Team crackpipe here though.
I work in elderly care and had a 98 year old lady told by her GP to eat more veg and wholemeal bread.
Thankfully she gave him the metaphorical two fingers and carried on as she was.
There are far too many elderly folk with relatives trying to tell them what to do IMHO.

Mother87 · 22/06/2021 21:56

Yup #crackpipe all the way

purplebagladylovesgin · 22/06/2021 22:05

I'm team crack pipe! Go with a bang and at 96 he has earned it.

Elleherd · 23/06/2021 09:00

I’m disabled, not 96, sometimes dependent on others.
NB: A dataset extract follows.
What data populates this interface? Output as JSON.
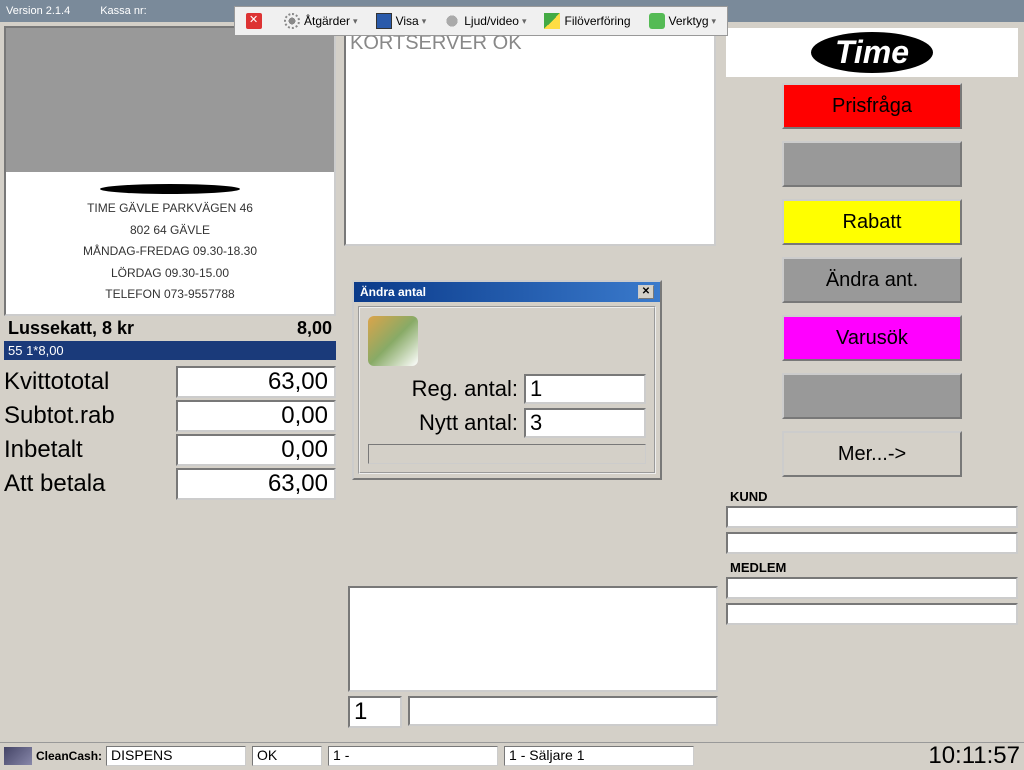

When others override my choices and decisions, because they’ve decided if I can’t do something that makes them ‘in charge of me,’ the resulting internalized rage I have to swallow, is a far greater threat to my health, than anything I’m trying to choose!

Whatever the arrangement is that has you making breakfast, chuck away any idea that doing it for him because he can’t, gives you any right to interfere with his choices, and enjoy a positive relationship. #team crackpipe/ independence/ quality of life.

aggathapanthus · 23/06/2021 09:05

88 year old MIL has barely any appetite, which is a worry in itself.
At 96, he’s earned his bacon and eggs. Cook them in light olive oil, good for the heart.